U.K. Stocks Fall for Fifth Day as BOE, ECB Keep Stimulus

U.K. stocks fell for the fifth day, their longest losing streak since April, as the Bank of England and the European Central Bank left their stimulus policies unchanged.

Tesco Plc (TSCO) dropped 2 percent to the lowest price in five months after Panmure Gordon & Co. lowered its recommendation on the largest U.K. retailer. AZ Electronic Materials SA surged by the most ever after Merck KGaA (MRK) agreed to buy the Luxembourg-based, London-listed specialty-chemicals maker.

The FTSE 100 (UKX) lost 11.64 points, or 0.2 percent, to 6,498.33 at the close in London. The gauge has retreated 2.4 percent in the last five days as investors weighed U.S. economic data to gauge the outlook for Federal Reserve stimulus. The broader FTSE All-Share Index fell 0.1 percent, while Ireland’s ISEQ Index slid 0.5 percent.

“It’s a big day in terms of central-bank decisions,” David Wartenweiler, chief investment officer at Habib Bank AG, said by telephone from Zurich. “The BOE had become more hawkish recently, but it’s doesn’t mean they’re going to start raising interest rates soon. I don’t think any of the major central banks will move next year, and certainly not the ECB.”

BOE policy makers today kept the benchmark rate at 0.5 percent, where it has stayed since March 2009. The decision was forecast by all 48 economists in a Bloomberg News survey. The ECB also left its interest rates unchanged.

Growth Outlook

Chancellor of the Exchequer George Osborne said the British economy will expand 1.4 percent in 2013, up from the 0.6 predicted in March. This is the first upgrade in growth forecasts upgrade since 2010.

The Office for Budget Responsibility raised its growth estimate as Osborne used his autumn statement to tell the House of Commons that his strategy for trimming the budget deficit while driving growth is working.

In the U.S., tomorrow’s payrolls report may help investors gauge the outlook for stimulus. The Federal Open Market Committee meets on Dec. 17-18 to consider changes to its $85 billion of monthly bond buying.

“The latest U.S. data points to a decision that will come sooner rather than later when it comes to reducing asset purchases,” Wartenweiler said.

Tesco fell 2 percent to 333.15 pence. The largest U.K. retailer was lowered to hold from buy at Panmure, which cited a decline in domestic sales.

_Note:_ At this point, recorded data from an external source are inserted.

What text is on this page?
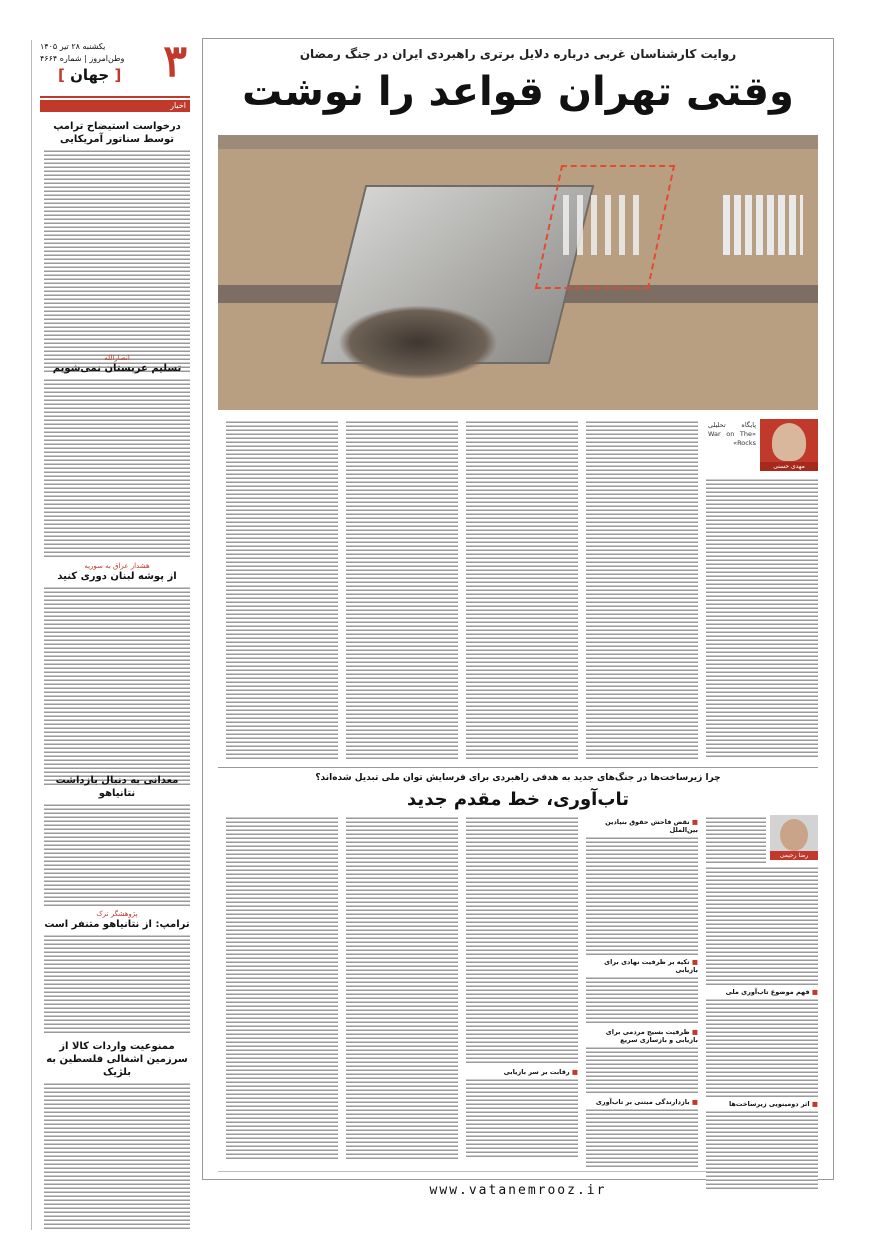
۳
یکشنبه ۲۸ تیر ۱۴۰۵
وطن‌امروز | شماره ۴۶۶۴
[ جهان ]
اخبار
درخواست استیضاح ترامپ توسط سناتور آمریکایی

انصارالله

تسلیم عربستان نمی‌شویم

هشدار عراق به سوریه

از پوشه لبنان دوری کنید
معدانی به دنبال بازداشت نتانیاهو

پژوهشگر ترک

ترامپ: از نتانیاهو متنفر است
ممنوعیت واردات کالا از سرزمین اشغالی فلسطین به بلژیک
روایت کارشناسان غربی درباره دلایل برتری راهبردی ایران در جنگ رمضان
وقتی تهران قواعد را نوشت
مهدی حسنی
پایگاه تحلیلی «War on The Rocks»
چرا زیرساخت‌ها در جنگ‌های جدید به هدفی راهبردی برای فرسایش توان ملی تبدیل شده‌اند؟
تاب‌آوری، خط مقدم جدید
رضا رحیمی
■ فهم موضوع تاب‌آوری ملی
■ اثر دومینویی زیرساخت‌ها
■ نقض فاحش حقوق بنیادین بین‌الملل
■ تکیه بر ظرفیت نهادی برای بازیابی
■ ظرفیت بسیج مردمی برای بازیابی و بازسازی سریع
■ بازدارندگی مبتنی بر تاب‌آوری
■ رقابت بر سر بازیابی
www.vatanemrooz.ir
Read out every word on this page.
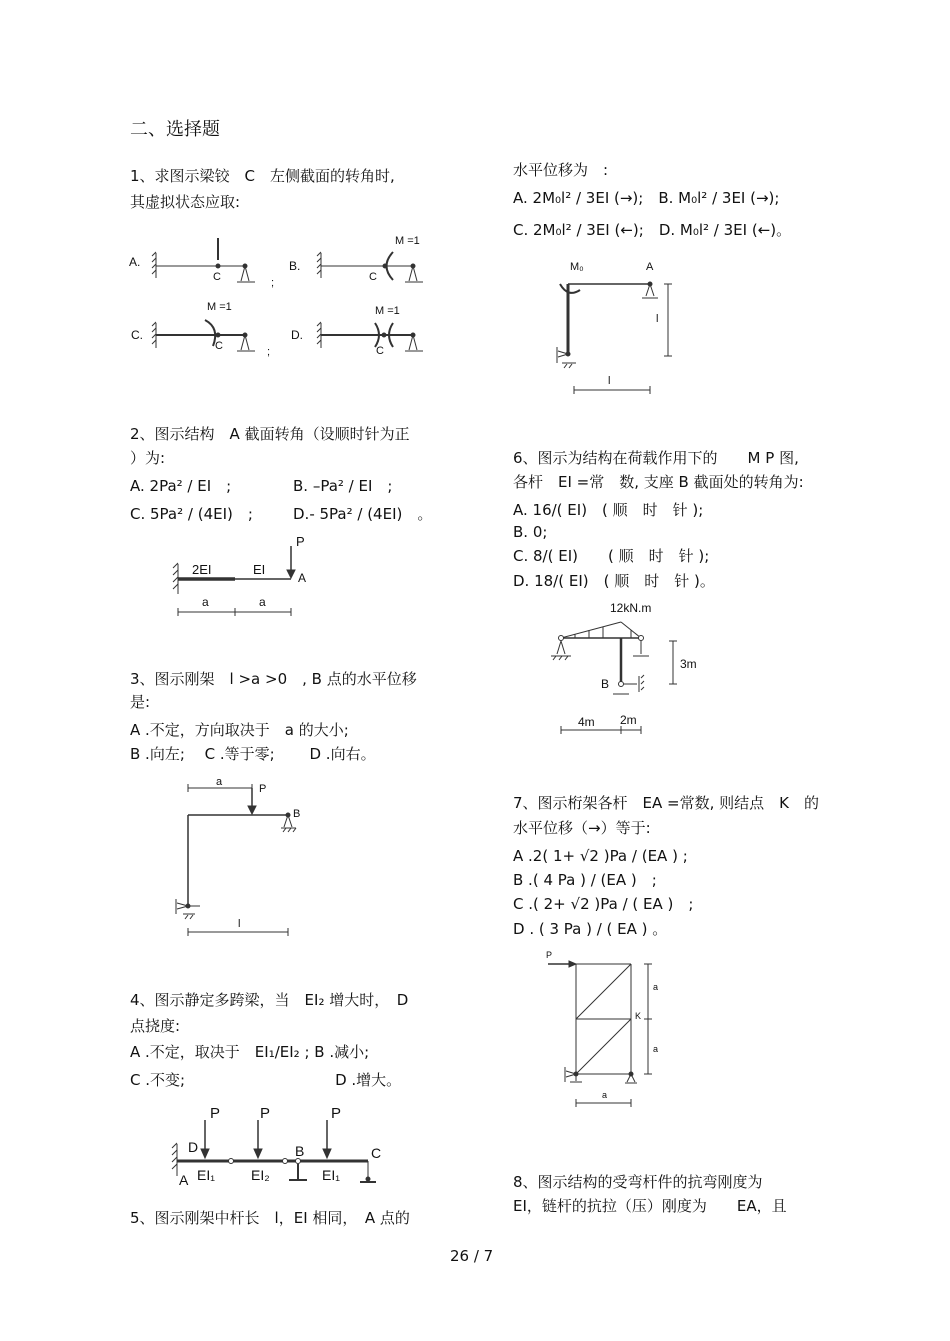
二、选择题
1、求图示梁铰　C　左侧截面的转角时,
其虚拟状态应取:
A.
C	;
B.
C
M =1
C.
C
M =1
;
D.
C
M =1
2、图示结构　A 截面转角（设顺时针为正
）为:
A. 2Pa² / EI　;	B. –Pa² / EI　;
C. 5Pa² / (4EI)　;	D.- 5Pa² / (4EI)　。
2EI	EI
P
A
a	a
3、图示刚架　l >a >0　, B 点的水平位移
是:
A .不定，方向取决于　a 的大小;
B .向左;　 C .等于零;　　 D .向右。
a
P
B
l
4、图示静定多跨梁，当　EI₂ 增大时，　D
点挠度:
A .不定，取决于　EI₁/EI₂ ; B .减小;
C .不变;　　　　　　　　　　D .增大。
P	P	P
D
A EI₁	EI₂
B
EI₁
C
5、图示刚架中杆长　l，EI 相同，　A 点的
水平位移为　:
A. 2M₀l² / 3EI (→);　B. M₀l² / 3EI (→);
C. 2M₀l² / 3EI (←);　D. M₀l² / 3EI (←)。
M₀	A
l
l
6、图示为结构在荷载作用下的　　M P 图,
各杆　EI =常　数, 支座 B 截面处的转角为:
A. 16/( EI)　( 顺　时　针 );
B. 0;
C. 8/( EI)　　( 顺　时　针 );
D. 18/( EI)　( 顺　时　针 )。
12kN.m
3m
B
4m 2m
7、图示桁架各杆　EA =常数, 则结点　K　的
水平位移（→）等于:
A .2( 1+ √2 )Pa / (EA ) ;
B .( 4 Pa ) / (EA )　;
C .( 2+ √2 )Pa / ( EA )　;
D . ( 3 Pa ) / ( EA ) 。
P
K
a
a
a
8、图示结构的受弯杆件的抗弯刚度为
EI，链杆的抗拉（压）刚度为　　EA，且
26 / 7
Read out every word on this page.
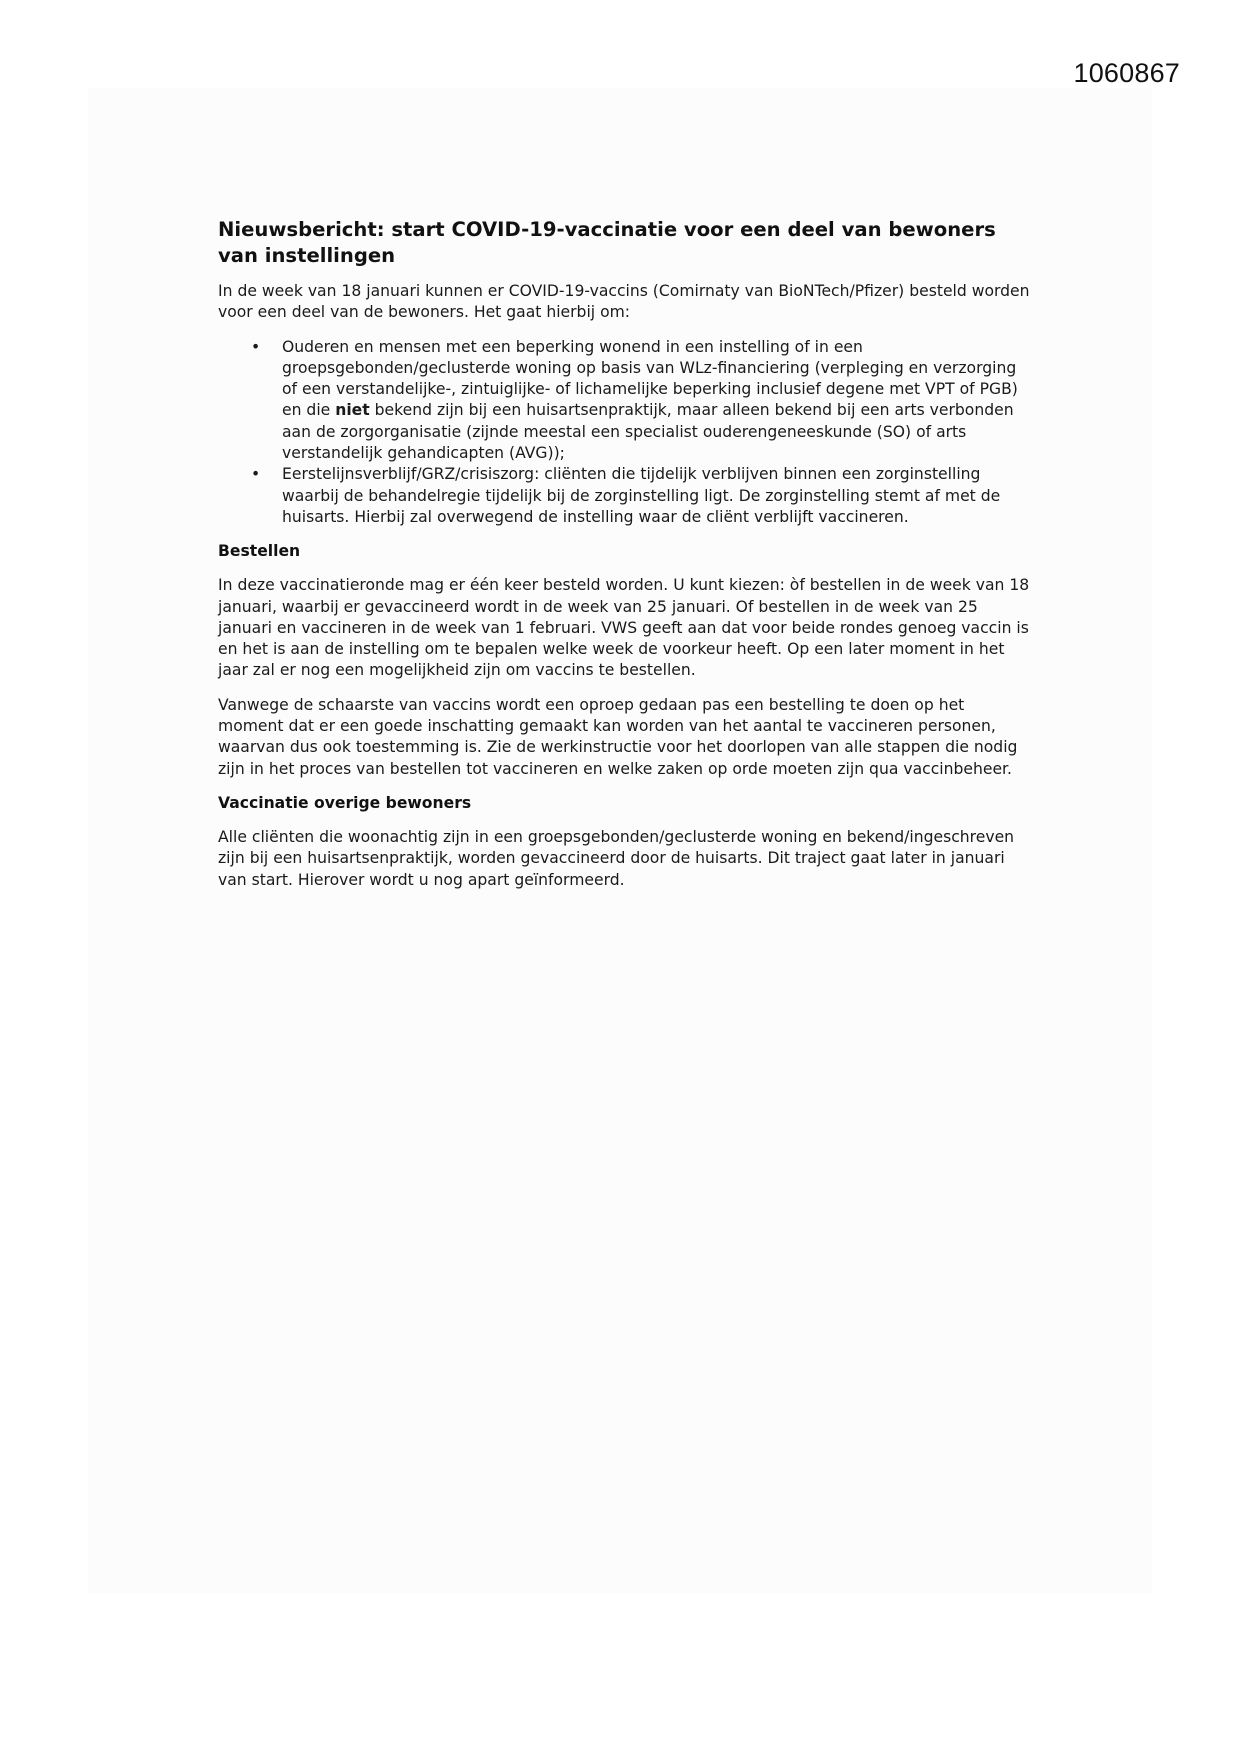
1060867
Nieuwsbericht: start COVID-19-vaccinatie voor een deel van bewoners van instellingen

In de week van 18 januari kunnen er COVID-19-vaccins (Comirnaty van BioNTech/Pfizer) besteld worden voor een deel van de bewoners. Het gaat hierbij om:

• Ouderen en mensen met een beperking wonend in een instelling of in een groepsgebonden/geclusterde woning op basis van WLz-financiering (verpleging en verzorging of een verstandelijke-, zintuiglijke- of lichamelijke beperking inclusief degene met VPT of PGB) en die niet bekend zijn bij een huisartsenpraktijk, maar alleen bekend bij een arts verbonden aan de zorgorganisatie (zijnde meestal een specialist ouderengeneeskunde (SO) of arts verstandelijk gehandicapten (AVG));
• Eerstelijnsverblijf/GRZ/crisiszorg: cliënten die tijdelijk verblijven binnen een zorginstelling waarbij de behandelregie tijdelijk bij de zorginstelling ligt. De zorginstelling stemt af met de huisarts. Hierbij zal overwegend de instelling waar de cliënt verblijft vaccineren.
Bestellen

In deze vaccinatieronde mag er één keer besteld worden. U kunt kiezen: òf bestellen in de week van 18 januari, waarbij er gevaccineerd wordt in de week van 25 januari. Of bestellen in de week van 25 januari en vaccineren in de week van 1 februari. VWS geeft aan dat voor beide rondes genoeg vaccin is en het is aan de instelling om te bepalen welke week de voorkeur heeft. Op een later moment in het jaar zal er nog een mogelijkheid zijn om vaccins te bestellen.

Vanwege de schaarste van vaccins wordt een oproep gedaan pas een bestelling te doen op het moment dat er een goede inschatting gemaakt kan worden van het aantal te vaccineren personen, waarvan dus ook toestemming is. Zie de werkinstructie voor het doorlopen van alle stappen die nodig zijn in het proces van bestellen tot vaccineren en welke zaken op orde moeten zijn qua vaccinbeheer.

Vaccinatie overige bewoners

Alle cliënten die woonachtig zijn in een groepsgebonden/geclusterde woning en bekend/ingeschreven zijn bij een huisartsenpraktijk, worden gevaccineerd door de huisarts. Dit traject gaat later in januari van start. Hierover wordt u nog apart geïnformeerd.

“In a zero-volume-growth market, continued share losses coupled with strong growth online must, we believe, inevitably put pressure on core store profits,” Panmure analyst Graham Jones wrote.

Retailers’ Gauge

Wm Morrison Supermarkets Plc (MRW) dropped 1.1 percent to 257.8 pence, while Next Plc (NXT) lost 1.4 percent to 5,470 pence. A gauge of London-listed retailers slid to its lowest level since October.

Phoenix Group Holdings (PHNX) tumbled 6 percent to 661.5 pence, its lowest price since July 11. Private-equity investor TDR Capital LLP sold 22 million shares, or about 10 percent, of the insurer at 660 pence each.

AZ surged 50 percent to 395 pence, its biggest gain since it listed its shares in London in 2010. Merck agreed to buy the company for about 1.6 billion pounds ($2.6 billion). AZ stockholders will receive 403.5 pence for each share, or 53 percent above the close yesterday.

Drax Group Plc (DRX) climbed 1.6 percent to 755 pence, its highest price since September 2008. JPMorgan Chase & Co. raised the power producer to overweight, a rating similar to buy, from neutral. UBS AG added Drax to its most-preferred list.